Thursday, July 22, 2010

In Miniature

I like little things. Not in a freaky way, like an old guy in a cardigan who builds tiny dollhouses with silk flower gardens and functional window blinds and lies to his social worker about it. Not like that. Just in a miniature condiments kind of way. And a travel size tube of toothpaste kind of way.

I hadn't actually considered offering room service at the inn, until I found this.

I don't stay in fancy hotels much. Camping is more my style. Even if I do splurge on a room, I hardly ever order room service. But if I did, I would ask for french fries, or scrambled eggs. With ketchup.

Then I would keep my fingers crossed that the establishment I chose is the kind of place that springs for mini ketchup bottles, instead of the type of place that serves their ketchup in a ramekin with a tiny spoon. Although they would earn a few points with the tiny spoon, the absence of a adorable little Heinz label wouldn't be easy to forgive.

And I am not the only one with an affinity for the mini. Check this place out. They have dedicated themselves specifically to the sale of items marked 'not for individual sale.' But I don't mind.
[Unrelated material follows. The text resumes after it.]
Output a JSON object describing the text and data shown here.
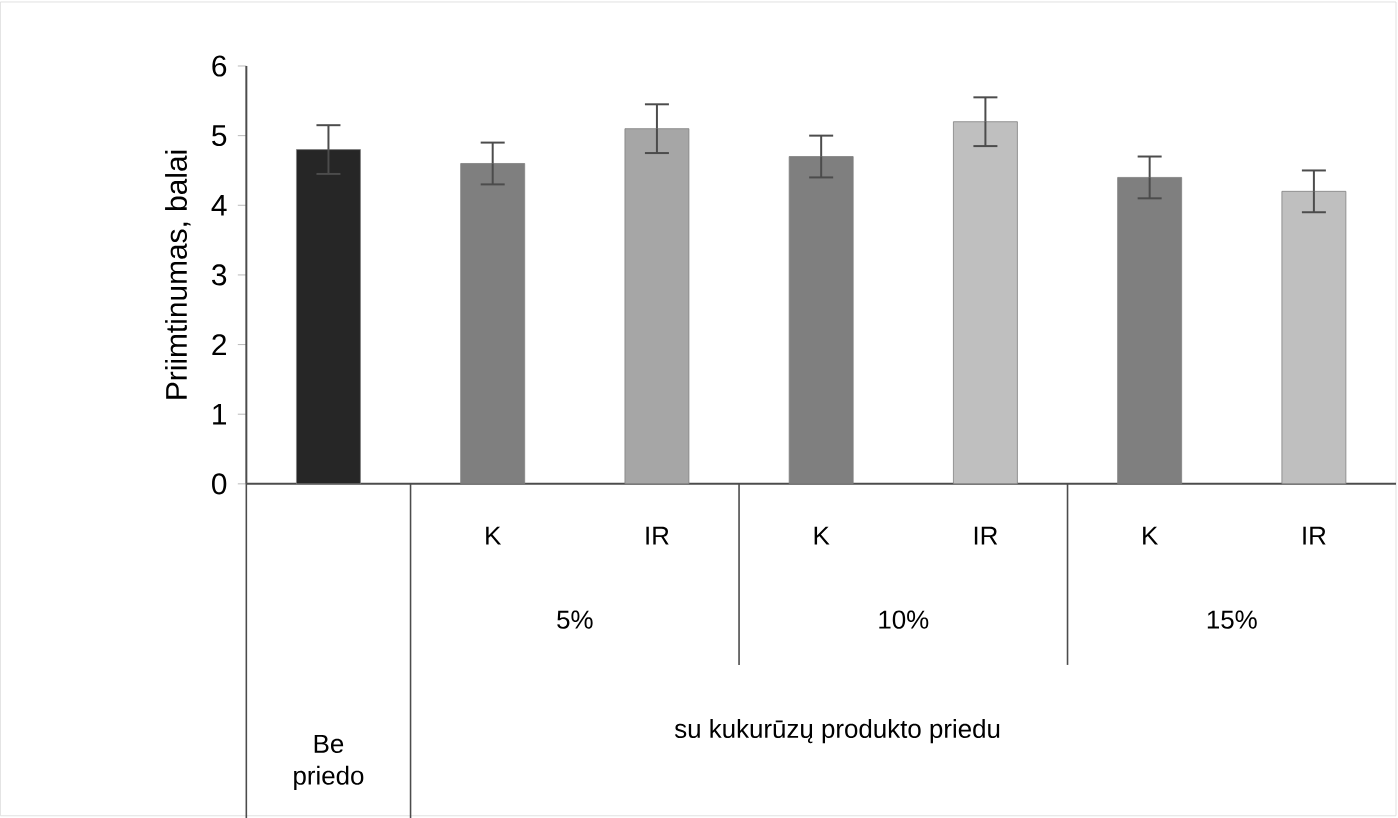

It's nice to know you could spend $.34 on a single half-ounce cup of strawberry jelly, if circumstances dictated that you have exactly half an ounce of jelly and no more.

Anyway. I suppose it is my love of miniature things that led me to develop an affection for a particular piece of furniture in this house. It's in the Chittenden Room. Right now it's serving as a night stand, but at some point, in one of its former lives, it was a seamstress' side table. Small AND intricate. I love it!
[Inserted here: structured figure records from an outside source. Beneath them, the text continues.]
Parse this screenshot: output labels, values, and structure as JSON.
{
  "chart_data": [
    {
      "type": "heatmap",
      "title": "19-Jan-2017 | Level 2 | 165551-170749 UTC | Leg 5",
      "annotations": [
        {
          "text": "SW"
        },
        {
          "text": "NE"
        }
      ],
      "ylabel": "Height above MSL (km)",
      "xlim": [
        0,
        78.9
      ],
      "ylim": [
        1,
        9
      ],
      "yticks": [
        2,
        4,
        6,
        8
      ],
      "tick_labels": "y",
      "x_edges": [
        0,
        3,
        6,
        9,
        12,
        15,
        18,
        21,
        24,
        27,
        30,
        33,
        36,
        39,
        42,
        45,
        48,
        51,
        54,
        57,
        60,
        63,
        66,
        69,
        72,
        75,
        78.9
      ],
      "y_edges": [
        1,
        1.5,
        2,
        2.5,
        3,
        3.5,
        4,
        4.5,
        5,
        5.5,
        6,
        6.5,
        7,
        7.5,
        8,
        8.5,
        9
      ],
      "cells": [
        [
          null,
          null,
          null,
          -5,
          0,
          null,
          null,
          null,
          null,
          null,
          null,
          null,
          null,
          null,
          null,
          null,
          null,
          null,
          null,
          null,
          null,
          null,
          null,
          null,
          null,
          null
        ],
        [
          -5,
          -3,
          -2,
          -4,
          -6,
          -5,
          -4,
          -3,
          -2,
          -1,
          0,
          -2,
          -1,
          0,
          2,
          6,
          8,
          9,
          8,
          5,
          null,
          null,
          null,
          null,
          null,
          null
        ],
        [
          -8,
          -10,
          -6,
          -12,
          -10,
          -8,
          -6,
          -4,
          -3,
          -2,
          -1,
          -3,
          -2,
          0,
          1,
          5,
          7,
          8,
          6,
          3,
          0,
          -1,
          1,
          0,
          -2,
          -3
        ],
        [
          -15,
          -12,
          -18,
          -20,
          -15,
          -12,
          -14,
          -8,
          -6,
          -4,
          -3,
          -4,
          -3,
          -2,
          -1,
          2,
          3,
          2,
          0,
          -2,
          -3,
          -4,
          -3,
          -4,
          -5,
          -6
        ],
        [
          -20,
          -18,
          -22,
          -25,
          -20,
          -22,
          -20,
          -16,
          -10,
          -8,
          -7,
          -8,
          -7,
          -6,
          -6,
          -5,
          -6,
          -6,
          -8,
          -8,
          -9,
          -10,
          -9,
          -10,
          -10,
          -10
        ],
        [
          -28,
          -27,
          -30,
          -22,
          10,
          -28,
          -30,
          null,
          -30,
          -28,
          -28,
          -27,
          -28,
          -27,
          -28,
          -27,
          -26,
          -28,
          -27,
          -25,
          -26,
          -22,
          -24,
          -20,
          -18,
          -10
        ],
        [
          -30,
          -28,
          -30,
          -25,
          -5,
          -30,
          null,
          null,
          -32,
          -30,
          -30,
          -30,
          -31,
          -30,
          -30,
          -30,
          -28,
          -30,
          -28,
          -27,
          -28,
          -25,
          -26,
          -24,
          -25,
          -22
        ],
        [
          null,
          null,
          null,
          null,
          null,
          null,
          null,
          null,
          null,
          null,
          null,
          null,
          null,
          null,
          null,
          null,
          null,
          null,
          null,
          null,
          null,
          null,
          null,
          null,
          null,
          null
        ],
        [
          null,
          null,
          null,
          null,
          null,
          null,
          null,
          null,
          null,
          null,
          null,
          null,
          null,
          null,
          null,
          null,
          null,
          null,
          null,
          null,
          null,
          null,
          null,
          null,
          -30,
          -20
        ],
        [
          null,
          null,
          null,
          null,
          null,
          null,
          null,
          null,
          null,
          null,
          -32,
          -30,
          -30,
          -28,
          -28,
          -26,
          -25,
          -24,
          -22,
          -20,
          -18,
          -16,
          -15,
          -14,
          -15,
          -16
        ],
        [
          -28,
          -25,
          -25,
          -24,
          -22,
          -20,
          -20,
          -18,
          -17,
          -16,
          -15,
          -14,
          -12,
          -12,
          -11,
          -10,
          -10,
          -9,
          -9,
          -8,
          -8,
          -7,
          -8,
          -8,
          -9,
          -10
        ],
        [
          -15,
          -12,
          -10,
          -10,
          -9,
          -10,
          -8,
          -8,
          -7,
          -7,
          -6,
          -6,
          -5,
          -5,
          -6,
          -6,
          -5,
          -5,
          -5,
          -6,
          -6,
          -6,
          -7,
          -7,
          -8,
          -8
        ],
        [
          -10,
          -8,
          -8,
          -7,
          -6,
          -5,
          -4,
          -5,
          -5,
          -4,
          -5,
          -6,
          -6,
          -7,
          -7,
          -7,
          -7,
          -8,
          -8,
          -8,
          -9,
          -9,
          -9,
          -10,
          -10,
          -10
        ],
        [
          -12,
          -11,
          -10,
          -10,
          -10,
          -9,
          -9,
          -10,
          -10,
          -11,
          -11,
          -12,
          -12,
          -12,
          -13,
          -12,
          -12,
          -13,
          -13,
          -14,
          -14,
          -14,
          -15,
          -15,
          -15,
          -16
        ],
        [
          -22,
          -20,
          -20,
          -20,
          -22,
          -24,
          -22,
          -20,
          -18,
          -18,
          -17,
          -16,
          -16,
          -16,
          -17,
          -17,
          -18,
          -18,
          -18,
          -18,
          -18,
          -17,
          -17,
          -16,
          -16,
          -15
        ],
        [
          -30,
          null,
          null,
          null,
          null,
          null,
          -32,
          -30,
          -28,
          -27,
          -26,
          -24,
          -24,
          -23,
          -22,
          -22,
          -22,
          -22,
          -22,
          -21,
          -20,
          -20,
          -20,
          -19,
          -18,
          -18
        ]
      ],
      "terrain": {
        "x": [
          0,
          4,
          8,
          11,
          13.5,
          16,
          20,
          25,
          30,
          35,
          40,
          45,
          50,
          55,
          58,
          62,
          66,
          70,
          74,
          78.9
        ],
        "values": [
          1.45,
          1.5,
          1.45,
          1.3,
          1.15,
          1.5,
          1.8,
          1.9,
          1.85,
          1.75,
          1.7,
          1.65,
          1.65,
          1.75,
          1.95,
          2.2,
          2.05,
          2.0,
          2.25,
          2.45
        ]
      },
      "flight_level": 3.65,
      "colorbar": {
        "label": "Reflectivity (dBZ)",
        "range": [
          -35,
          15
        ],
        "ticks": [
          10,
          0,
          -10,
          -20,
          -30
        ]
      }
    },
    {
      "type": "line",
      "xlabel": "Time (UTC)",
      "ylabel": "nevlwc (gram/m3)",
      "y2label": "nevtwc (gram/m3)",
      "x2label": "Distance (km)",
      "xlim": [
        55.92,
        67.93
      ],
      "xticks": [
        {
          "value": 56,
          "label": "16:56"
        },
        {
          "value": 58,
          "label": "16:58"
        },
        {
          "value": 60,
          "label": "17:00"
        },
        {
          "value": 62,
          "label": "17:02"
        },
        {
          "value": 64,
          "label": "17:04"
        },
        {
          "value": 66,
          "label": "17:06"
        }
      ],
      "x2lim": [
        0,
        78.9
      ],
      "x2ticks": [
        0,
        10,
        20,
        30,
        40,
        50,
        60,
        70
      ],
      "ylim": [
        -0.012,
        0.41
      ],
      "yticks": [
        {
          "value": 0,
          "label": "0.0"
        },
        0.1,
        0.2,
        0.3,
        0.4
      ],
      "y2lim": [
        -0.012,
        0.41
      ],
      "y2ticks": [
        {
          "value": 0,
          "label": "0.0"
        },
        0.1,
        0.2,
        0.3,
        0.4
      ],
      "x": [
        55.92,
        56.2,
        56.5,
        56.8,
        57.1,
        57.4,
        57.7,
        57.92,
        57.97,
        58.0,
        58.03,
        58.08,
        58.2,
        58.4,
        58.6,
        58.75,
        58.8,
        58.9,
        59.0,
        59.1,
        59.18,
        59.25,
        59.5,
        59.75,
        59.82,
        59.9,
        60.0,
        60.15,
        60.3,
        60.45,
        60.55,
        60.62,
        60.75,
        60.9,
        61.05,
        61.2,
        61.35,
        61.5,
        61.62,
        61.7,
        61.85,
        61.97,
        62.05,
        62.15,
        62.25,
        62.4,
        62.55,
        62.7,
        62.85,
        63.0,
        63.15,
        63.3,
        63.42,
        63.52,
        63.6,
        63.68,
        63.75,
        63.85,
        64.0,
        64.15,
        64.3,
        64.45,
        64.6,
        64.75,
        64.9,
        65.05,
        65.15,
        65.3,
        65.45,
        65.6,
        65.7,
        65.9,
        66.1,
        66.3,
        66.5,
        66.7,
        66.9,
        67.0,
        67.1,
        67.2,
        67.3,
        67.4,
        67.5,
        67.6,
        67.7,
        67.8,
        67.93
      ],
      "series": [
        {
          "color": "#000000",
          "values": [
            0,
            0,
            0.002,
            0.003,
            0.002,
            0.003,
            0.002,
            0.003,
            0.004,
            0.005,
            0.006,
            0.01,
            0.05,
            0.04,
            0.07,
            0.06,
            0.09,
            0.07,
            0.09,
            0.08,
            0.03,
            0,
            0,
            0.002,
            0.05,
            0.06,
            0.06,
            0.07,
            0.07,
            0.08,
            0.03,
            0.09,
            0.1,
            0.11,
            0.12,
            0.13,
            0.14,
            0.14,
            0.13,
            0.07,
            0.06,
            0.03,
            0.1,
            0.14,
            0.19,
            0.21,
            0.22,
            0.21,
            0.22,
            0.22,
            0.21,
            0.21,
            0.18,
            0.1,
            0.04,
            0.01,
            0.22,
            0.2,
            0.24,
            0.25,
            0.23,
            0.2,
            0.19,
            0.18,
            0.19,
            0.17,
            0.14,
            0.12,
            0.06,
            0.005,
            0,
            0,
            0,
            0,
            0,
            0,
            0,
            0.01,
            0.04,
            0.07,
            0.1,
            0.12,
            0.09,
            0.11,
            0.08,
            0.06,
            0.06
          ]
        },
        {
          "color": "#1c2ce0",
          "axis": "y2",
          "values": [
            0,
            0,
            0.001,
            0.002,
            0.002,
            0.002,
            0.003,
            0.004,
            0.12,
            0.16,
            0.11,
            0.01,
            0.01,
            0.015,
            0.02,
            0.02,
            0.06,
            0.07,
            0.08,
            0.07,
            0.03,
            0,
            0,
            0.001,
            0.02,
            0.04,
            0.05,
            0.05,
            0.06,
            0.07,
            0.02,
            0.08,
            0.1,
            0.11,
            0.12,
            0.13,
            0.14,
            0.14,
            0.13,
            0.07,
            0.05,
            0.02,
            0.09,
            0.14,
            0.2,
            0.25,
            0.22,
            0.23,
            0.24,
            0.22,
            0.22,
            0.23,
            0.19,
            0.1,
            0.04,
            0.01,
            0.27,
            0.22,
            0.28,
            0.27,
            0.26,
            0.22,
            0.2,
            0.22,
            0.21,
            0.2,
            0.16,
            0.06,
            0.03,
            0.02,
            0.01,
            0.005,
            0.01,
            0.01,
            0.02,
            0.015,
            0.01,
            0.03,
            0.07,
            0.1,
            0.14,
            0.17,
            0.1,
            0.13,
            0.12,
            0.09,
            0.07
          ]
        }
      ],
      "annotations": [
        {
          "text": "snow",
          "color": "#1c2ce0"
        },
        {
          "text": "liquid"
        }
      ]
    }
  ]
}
Like a woodworker's heinz bottle.

Sunday, July 18, 2010

Steak and broccoli

Matt, my boyfriend, and I were just coming into town. It was only the second time he'd met my family. We had made a long trip, and we were ready to be there, but we had plans to stop at a grocery store about half an hour south of my parent's house. The town where my parents live, where I grew up, is the kind of place where it's tough to find a head of lettuce after eight o'clock.

We were tired from the drive. I suggested we just stop and pick up a steak we could throw on the grill. And some broccoli. As we came into town my cellphone chimed. There was a message from my mother.

She told me they were on their way out for the evening, that we were more than welcome to join them at a friend's house for dinner, but if we didn't feel like it there was a steak and some broccoli in the fridge at the house.

Matt looked at me like I was some sort of suspect.

My mother and I had been living four time zones apart for almost five years. We still did things like pick up the the phone to call, only to find the other one already on the line. Even when I was living at home, my mother would buy a gallon of milk on her way home from work, and she'd end up putting it in the fridge beside the one I had purchased on my way home from school.

Duplicate groceries are the least of it.

Saturday, July 17, 2010

New Job

My mother called me from Vermont. 'What do you think about innkeeping,' she asked. I had been employed as a personal assistant for less than three months. Previously, I had been unemployed, a waitress, the editor of my college newspaper, the scan coordinator at a doomed natural foods store, a printer's assistant, a misguided Masters student, a cook, unemployed, a substitute teacher, a 'childcare professional,' and as I believe I may have mentioned, unemployed.

'I'd probably like Inn keeping,' I told her. She told me about a property she'd seen for sale. There was an incredible kitchen, she said. Her catering company was expanding, it had outgrown its current kitchen long ago. We'd use the kitchen for catering, and to run the restaurant that was already on site, she said. But there happened to be a beautiful old farmhouse inn. Was I interested?

I planned a weekend trip, and we toured the property. The Inn had 8 guest rooms, the house had been built in 1824. The property was gorgeous, so was the restaurant in the barn. Downstairs in that barn there was a quarter-million dollar kitchen. The place was huge. Somewhat bigger than the closet that serves as the kitchen in my family's other restaurant.

We walked around with the Realtor, then with my real-estate-guru of a grandfather. On the plane I stifled my enthusiasm. I told myself not to get too excited. The property was held by the bank, and they were anxious to sell. A month later I moved in.

Since then I have been busily painting, moving furniture and baking. I have worked hard. And right now, I feel like I have worked my creativity right down a dusty hole. Like the Inn when we first walked through, it feels a little hollow in here. Maybe a bit mismatched. But, like the Inn, it has captured my imagination and my enthusiasm. Soon it will smell like zucchini muffins.

This will be the tale of the 1824 House Inn, and the girl who keeps it.